O primeiro clássico do certame pernambucano é uma final.
Mas como? Ainda faltam não sei quantas rodadas!
Pois é meu amigo. O destino e o regulamento do campeonato pernambucano de 2008 tornam o primeiro clássico do atual certame uma final antecipada. Caso o Sport vença, os rubro negros já podem ir preparando as faixas para a última rodada do turno na Ilha do Retiro contra o mesmo Náutico. Apenas uma vitória timbu pode impedir o tricampeonato rival.
Portanto na ilógica do futebol, nada mais lógico que o único clássico do ano ser justamente o Clássico dos Clássicos.
Nenhuma novidade. Assim é o quase secular encontro entre as duas agremiações. Quando alguém decide contar a história das grandes rivalidades do futebol brasileiro, lá está o Clássico dos Clássicos do futebol pernambucano. Clássico que irá completar noventa anos em 2009.
Tudo começou no dia 25 de julho de 1909. Quem gostava de futebol esperava uma vitória fácil do Sport no antigo campo do British Club. Afinal de contas, era a primeira partida do Clube Náutico Capibaribe. Mas o que era um simples amistoso eternizou-se. O batismo alvirrubro ignorou os prognósticos dos sábios de plantão. O Náutico venceu por 3 x 1. E o resultado inesperado fez nascer uma rivalidade que chegou até os nossos dias.

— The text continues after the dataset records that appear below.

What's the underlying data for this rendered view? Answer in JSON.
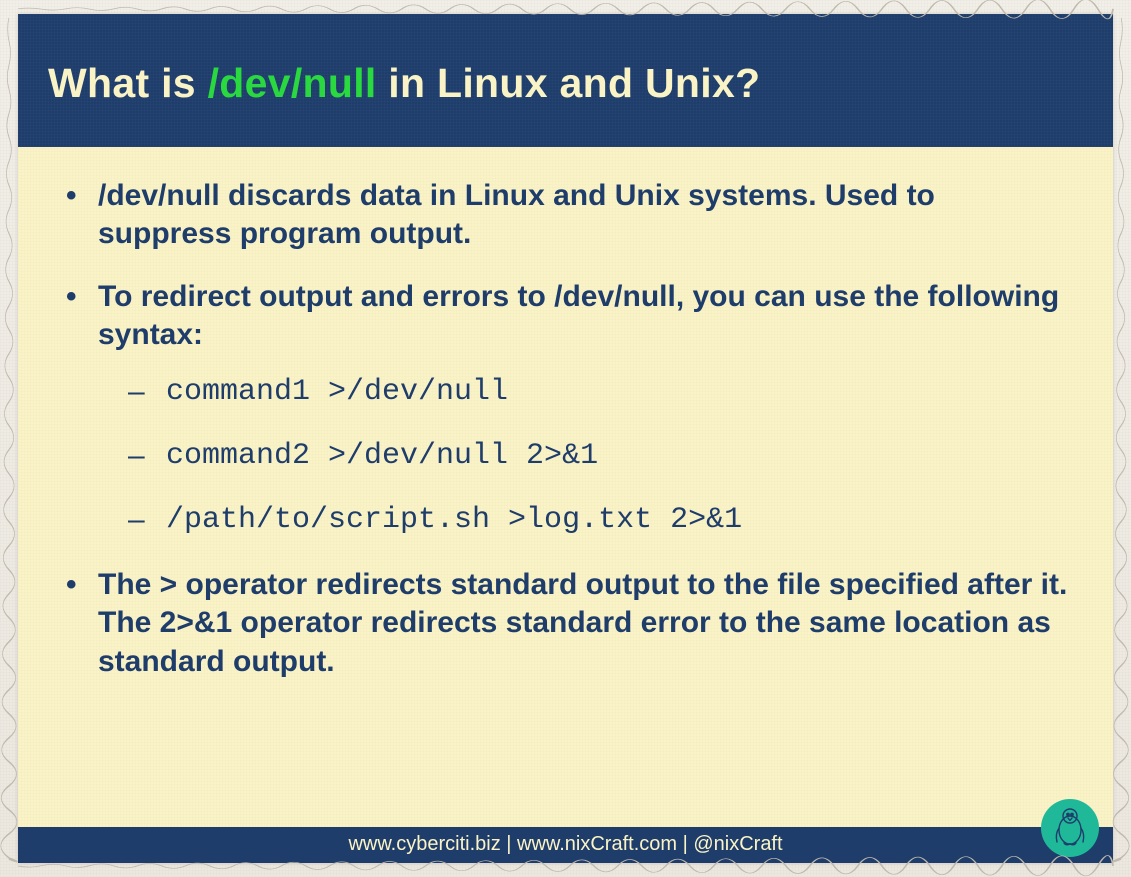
{
  "header": {
    "prefix": "What is ",
    "highlight": "/dev/null",
    "suffix": " in Linux and Unix?"
  },
  "bullets": {
    "b1": "/dev/null discards data in Linux and Unix systems. Used to suppress program output.",
    "b2": "To redirect output and errors to /dev/null, you can use the following syntax:",
    "b3": "The > operator redirects standard output to the file specified after it. The 2>&1 operator redirects standard error to the same location as standard output."
  },
  "commands": {
    "c1": "command1 >/dev/null",
    "c2": "command2 >/dev/null 2>&1",
    "c3": "/path/to/script.sh >log.txt 2>&1"
  },
  "footer": "www.cyberciti.biz | www.nixCraft.com | @nixCraft"
}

Aliás, um detalhe importante. Mais antigo que Náutico e Sport, apenas o Botafogo e Fluminense no Rio de Janeiro que começou a ser disputado no dia 22 de outubro de 1905 e o Grenal que ocorreu pela primeira vez sete dias antes do encontro pernambucano.

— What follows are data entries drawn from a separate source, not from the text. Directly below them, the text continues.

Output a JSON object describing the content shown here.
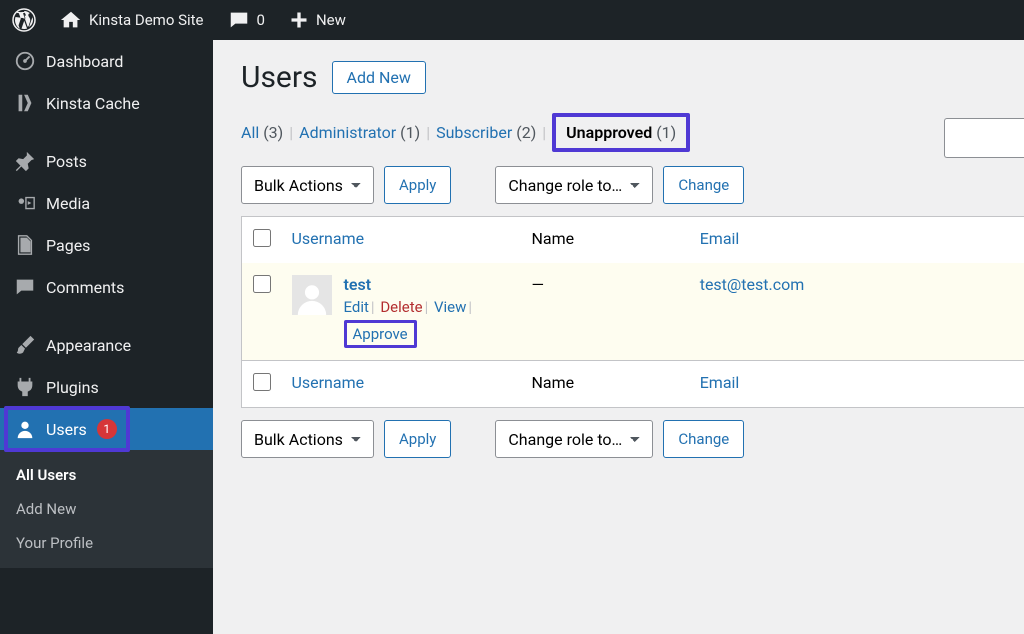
{
  "adminbar": {
    "site_name": "Kinsta Demo Site",
    "comments_count": "0",
    "new_label": "New"
  },
  "sidebar": {
    "dashboard": "Dashboard",
    "kinsta_cache": "Kinsta Cache",
    "posts": "Posts",
    "media": "Media",
    "pages": "Pages",
    "comments": "Comments",
    "appearance": "Appearance",
    "plugins": "Plugins",
    "users": "Users",
    "users_badge": "1",
    "submenu": {
      "all_users": "All Users",
      "add_new": "Add New",
      "profile": "Your Profile"
    }
  },
  "page": {
    "title": "Users",
    "add_new": "Add New"
  },
  "filters": {
    "all": "All",
    "all_count": "(3)",
    "admin": "Administrator",
    "admin_count": "(1)",
    "subscriber": "Subscriber",
    "subscriber_count": "(2)",
    "unapproved": "Unapproved",
    "unapproved_count": "(1)"
  },
  "bulk": {
    "actions": "Bulk Actions",
    "apply": "Apply",
    "change_role": "Change role to…",
    "change": "Change"
  },
  "cols": {
    "username": "Username",
    "name": "Name",
    "email": "Email"
  },
  "row": {
    "username": "test",
    "name": "—",
    "email": "test@test.com",
    "edit": "Edit",
    "delete": "Delete",
    "view": "View",
    "approve": "Approve"
  }
}
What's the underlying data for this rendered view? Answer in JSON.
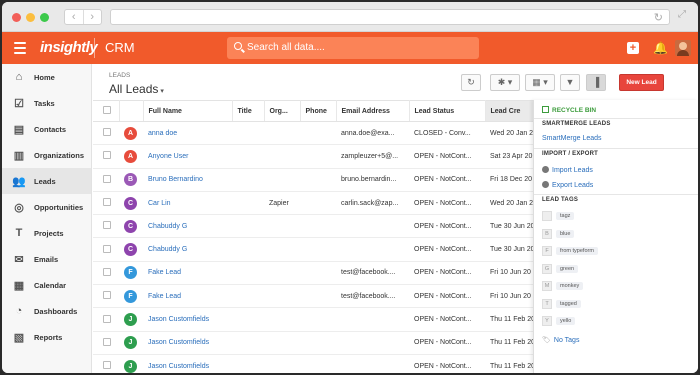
{
  "browser": {
    "back_icon": "chevron-left-icon",
    "forward_icon": "chevron-right-icon",
    "reload_icon": "reload-icon"
  },
  "header": {
    "logo": "insightly",
    "app": "CRM",
    "search_placeholder": "Search all data....",
    "brand_color": "#f15a2b"
  },
  "sidebar": {
    "items": [
      {
        "label": "Home",
        "icon": "home-icon",
        "glyph": "⌂"
      },
      {
        "label": "Tasks",
        "icon": "check-icon",
        "glyph": "☑"
      },
      {
        "label": "Contacts",
        "icon": "contacts-icon",
        "glyph": "▤"
      },
      {
        "label": "Organizations",
        "icon": "building-icon",
        "glyph": "▥"
      },
      {
        "label": "Leads",
        "icon": "people-icon",
        "glyph": "👥"
      },
      {
        "label": "Opportunities",
        "icon": "target-icon",
        "glyph": "◎"
      },
      {
        "label": "Projects",
        "icon": "hammer-icon",
        "glyph": "T"
      },
      {
        "label": "Emails",
        "icon": "envelope-icon",
        "glyph": "✉"
      },
      {
        "label": "Calendar",
        "icon": "calendar-icon",
        "glyph": "▦"
      },
      {
        "label": "Dashboards",
        "icon": "dashboard-icon",
        "glyph": "◔"
      },
      {
        "label": "Reports",
        "icon": "reports-icon",
        "glyph": "▧"
      }
    ],
    "active": "Leads"
  },
  "main": {
    "section_label": "LEADS",
    "title": "All Leads",
    "toolbar": {
      "refresh_glyph": "↻",
      "settings_glyph": "✱ ▾",
      "columns_glyph": "▦ ▾",
      "filter_glyph": "▼",
      "split_glyph": "▐"
    },
    "new_lead_label": "New Lead",
    "columns": [
      "Full Name",
      "Title",
      "Org...",
      "Phone",
      "Email Address",
      "Lead Status",
      "Lead Cre"
    ],
    "rows": [
      {
        "initial": "A",
        "color": "#e74c3c",
        "name": "anna doe",
        "title": "",
        "org": "",
        "phone": "",
        "email": "anna.doe@exa...",
        "status": "CLOSED - Conv...",
        "created": "Wed 20 Jan 20"
      },
      {
        "initial": "A",
        "color": "#e74c3c",
        "name": "Anyone User",
        "title": "",
        "org": "",
        "phone": "",
        "email": "zampleuzer+5@...",
        "status": "OPEN - NotCont...",
        "created": "Sat 23 Apr 20"
      },
      {
        "initial": "B",
        "color": "#9b59b6",
        "name": "Bruno Bernardino",
        "title": "",
        "org": "",
        "phone": "",
        "email": "bruno.bernardin...",
        "status": "OPEN - NotCont...",
        "created": "Fri 18 Dec 20"
      },
      {
        "initial": "C",
        "color": "#8e44ad",
        "name": "Car Lin",
        "title": "",
        "org": "Zapier",
        "phone": "",
        "email": "carlin.sack@zap...",
        "status": "OPEN - NotCont...",
        "created": "Wed 20 Jan 20"
      },
      {
        "initial": "C",
        "color": "#8e44ad",
        "name": "Chabuddy G",
        "title": "",
        "org": "",
        "phone": "",
        "email": "",
        "status": "OPEN - NotCont...",
        "created": "Tue 30 Jun 20"
      },
      {
        "initial": "C",
        "color": "#8e44ad",
        "name": "Chabuddy G",
        "title": "",
        "org": "",
        "phone": "",
        "email": "",
        "status": "OPEN - NotCont...",
        "created": "Tue 30 Jun 20"
      },
      {
        "initial": "F",
        "color": "#3498db",
        "name": "Fake Lead",
        "title": "",
        "org": "",
        "phone": "",
        "email": "test@facebook....",
        "status": "OPEN - NotCont...",
        "created": "Fri 10 Jun 20"
      },
      {
        "initial": "F",
        "color": "#3498db",
        "name": "Fake Lead",
        "title": "",
        "org": "",
        "phone": "",
        "email": "test@facebook....",
        "status": "OPEN - NotCont...",
        "created": "Fri 10 Jun 20"
      },
      {
        "initial": "J",
        "color": "#2e9e4f",
        "name": "Jason Customfields",
        "title": "",
        "org": "",
        "phone": "",
        "email": "",
        "status": "OPEN - NotCont...",
        "created": "Thu 11 Feb 20"
      },
      {
        "initial": "J",
        "color": "#2e9e4f",
        "name": "Jason Customfields",
        "title": "",
        "org": "",
        "phone": "",
        "email": "",
        "status": "OPEN - NotCont...",
        "created": "Thu 11 Feb 20"
      },
      {
        "initial": "J",
        "color": "#2e9e4f",
        "name": "Jason Customfields",
        "title": "",
        "org": "",
        "phone": "",
        "email": "",
        "status": "OPEN - NotCont...",
        "created": "Thu 11 Feb 20"
      }
    ]
  },
  "panel": {
    "recycle_bin": "RECYCLE BIN",
    "smartmerge_header": "SMARTMERGE LEADS",
    "smartmerge_link": "SmartMerge Leads",
    "import_export_header": "IMPORT / EXPORT",
    "import_link": "Import Leads",
    "export_link": "Export Leads",
    "tags_header": "LEAD TAGS",
    "tags": [
      {
        "letter": "",
        "name": "tagz"
      },
      {
        "letter": "B",
        "name": "blue"
      },
      {
        "letter": "F",
        "name": "from typeform"
      },
      {
        "letter": "G",
        "name": "green"
      },
      {
        "letter": "M",
        "name": "monkey"
      },
      {
        "letter": "T",
        "name": "tagged"
      },
      {
        "letter": "Y",
        "name": "yello"
      }
    ],
    "no_tags": "No Tags"
  }
}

Qual foi o melhor Clássico dos Clássicos de todos os tempos?
Nada mais difícil de responder. Um alvirrubro das antigas garante que o 5 x 1 de 1951 é imbatível. Já um rubro negro da mesma época não esquece os 3 x 2 da safra de 1961. Os torcedores mais jovens do Náutico idolatram o 2 x 1 em 2001 na Ilha com um golaço de Adilson. Já os torcedores do Sport lembram o 4 x 1 do ano passado pelo Brasileirão.
Domingo no Estádio dos Aflitos mais um capítulo de uma longa história. Os sábios de plantão fazem seus cálculos, checam as bolas de cristal, consultam os horóscopos, conferem as estatísticas.
Nada mais inútil.
Pois todo Clássico dos Clássicos é um imprevisível encontro com o destino.